Un’indicazione che accomuna elettrici ed elettori di tutte le tendenze e di tutte le età.

Dal punto di vista delle fasce demografiche si riscontra un 79%, eguale alla media complessiva, sia nella fascia tra i 18 e i 29 anni come in quella tra i 65 e più: ma la percentuale tra i 30 e 44 sale fino all’83%, determinando quindi quella prevalenza nelle fasce più giovani e attive che indicava poc’anzi.

Dal punto di vista dell’orientamento politico addirittura plebiscitario il riscontro tra le fila di Forza Italia, al 97%, minore ma molto alto nel PD al 78% e nel M5S, al 76%.

L’unica fetta di elettorato nella quale l’idea dell’uomo forte è minoritaria è quello di sinistra: la percentuale si colloca al 47%.

Tendenza molto significativa anche all’interno della vasta fascia dell’astensione: 77%.

In calo naturalmente la fiducia verso le istituzioni: l’indice, a questo proposito, al riguardo dello Stato tocca il 20%, mentre l’Unione Europea si situa al 29%.

Da rilevare ancora, però, elementi di forte contraddittorietà e di smarrimento alla base: prendiamo ad esempio l’elettorato del M5S, numericamente molto significativo (più o meno circa 8 milioni di voti) assolutamente incerto al riguardo della collocazione politica del Movimento stesso.

Il 30% si definisce di sinistra o di centro – sinistra, il 21% di destra o di centro destra, il 41% (fetta importante ma non maggioritaria) esterna a ogni collocazione.

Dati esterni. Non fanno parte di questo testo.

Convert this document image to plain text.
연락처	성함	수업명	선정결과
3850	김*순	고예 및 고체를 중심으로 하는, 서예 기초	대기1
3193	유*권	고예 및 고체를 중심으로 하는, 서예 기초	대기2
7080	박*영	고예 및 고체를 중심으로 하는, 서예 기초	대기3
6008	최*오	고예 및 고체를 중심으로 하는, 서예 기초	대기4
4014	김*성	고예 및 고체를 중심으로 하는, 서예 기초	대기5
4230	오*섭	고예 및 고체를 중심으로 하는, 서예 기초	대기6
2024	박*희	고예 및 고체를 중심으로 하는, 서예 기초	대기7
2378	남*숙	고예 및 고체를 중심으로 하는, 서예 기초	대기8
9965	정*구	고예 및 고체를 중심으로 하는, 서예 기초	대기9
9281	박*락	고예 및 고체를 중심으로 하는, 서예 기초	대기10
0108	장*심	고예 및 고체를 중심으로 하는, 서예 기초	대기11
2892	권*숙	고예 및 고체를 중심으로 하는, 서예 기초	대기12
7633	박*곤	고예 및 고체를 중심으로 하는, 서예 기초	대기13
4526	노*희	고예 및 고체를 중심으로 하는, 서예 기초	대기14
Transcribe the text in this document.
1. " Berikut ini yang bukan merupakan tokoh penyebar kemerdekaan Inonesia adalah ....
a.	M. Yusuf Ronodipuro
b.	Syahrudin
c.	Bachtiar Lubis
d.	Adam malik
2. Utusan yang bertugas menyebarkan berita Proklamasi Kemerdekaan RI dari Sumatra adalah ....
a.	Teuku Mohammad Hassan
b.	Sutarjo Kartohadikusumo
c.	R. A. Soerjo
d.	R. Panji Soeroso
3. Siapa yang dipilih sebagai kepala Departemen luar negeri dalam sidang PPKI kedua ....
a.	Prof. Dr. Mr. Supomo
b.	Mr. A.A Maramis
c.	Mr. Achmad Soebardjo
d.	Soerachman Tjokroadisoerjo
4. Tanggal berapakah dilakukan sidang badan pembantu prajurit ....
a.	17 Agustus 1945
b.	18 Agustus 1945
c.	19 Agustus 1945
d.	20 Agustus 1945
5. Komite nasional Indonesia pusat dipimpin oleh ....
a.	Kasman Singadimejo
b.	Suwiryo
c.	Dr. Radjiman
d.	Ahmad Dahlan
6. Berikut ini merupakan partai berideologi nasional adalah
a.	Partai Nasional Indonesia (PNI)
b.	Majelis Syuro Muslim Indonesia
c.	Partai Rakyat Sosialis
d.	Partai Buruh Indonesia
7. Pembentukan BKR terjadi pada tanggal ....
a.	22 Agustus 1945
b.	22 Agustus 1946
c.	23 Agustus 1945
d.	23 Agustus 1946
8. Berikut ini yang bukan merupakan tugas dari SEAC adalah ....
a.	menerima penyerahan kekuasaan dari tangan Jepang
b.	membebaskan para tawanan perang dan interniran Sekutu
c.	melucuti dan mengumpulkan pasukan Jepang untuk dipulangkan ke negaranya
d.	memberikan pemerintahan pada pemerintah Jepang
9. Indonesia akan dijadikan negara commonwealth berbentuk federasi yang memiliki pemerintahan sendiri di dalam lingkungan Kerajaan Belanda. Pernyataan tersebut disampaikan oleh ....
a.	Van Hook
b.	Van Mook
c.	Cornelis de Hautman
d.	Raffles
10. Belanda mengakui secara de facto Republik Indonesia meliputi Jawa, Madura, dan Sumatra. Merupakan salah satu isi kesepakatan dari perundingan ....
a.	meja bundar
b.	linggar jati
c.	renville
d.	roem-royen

Siamo di fronte, nella sostanza, a indicatori che segnalano – nella loro contraddittorietà – ancora una volta la debolezza del sistema, del quale potrebbe essere possibile anche un’implosione nella prospettiva di percorrere avventure di forte limitazione nel meccanismo di funzionamento democratico come apparentemente contraddetto invece dall’esito del referendum: sull’esito del quale non è il caso di dormire sonni tranquilli, in particolare se oggi la Corte Costituzionale dovesse confermare un impianto di legge elettorale forzatamente e ingiustificatamente maggioritario (con l’abolizione del ballottaggio, ma il mantenimento del premio alla dimensione della maggioranza assoluta della Camera).

Si tratterebbe, per contrastare questa deriva, di ripartire da due punti strettamente connessi tra di loro: la ricostruzione di soggetti politici condotti democraticamente al loro interno, rappresentativi di realtà sociali e strutturati attraverso diversi livelli di responsabilità funzionanti collegialmente e il ristabilimento del nesso tra questi soggetti e la rappresentatività politica all’interno delle istituzioni ribadendo l’assoluta centralità del Parlamento, in luogo del prevalere di un artefatto concetto di stabilità.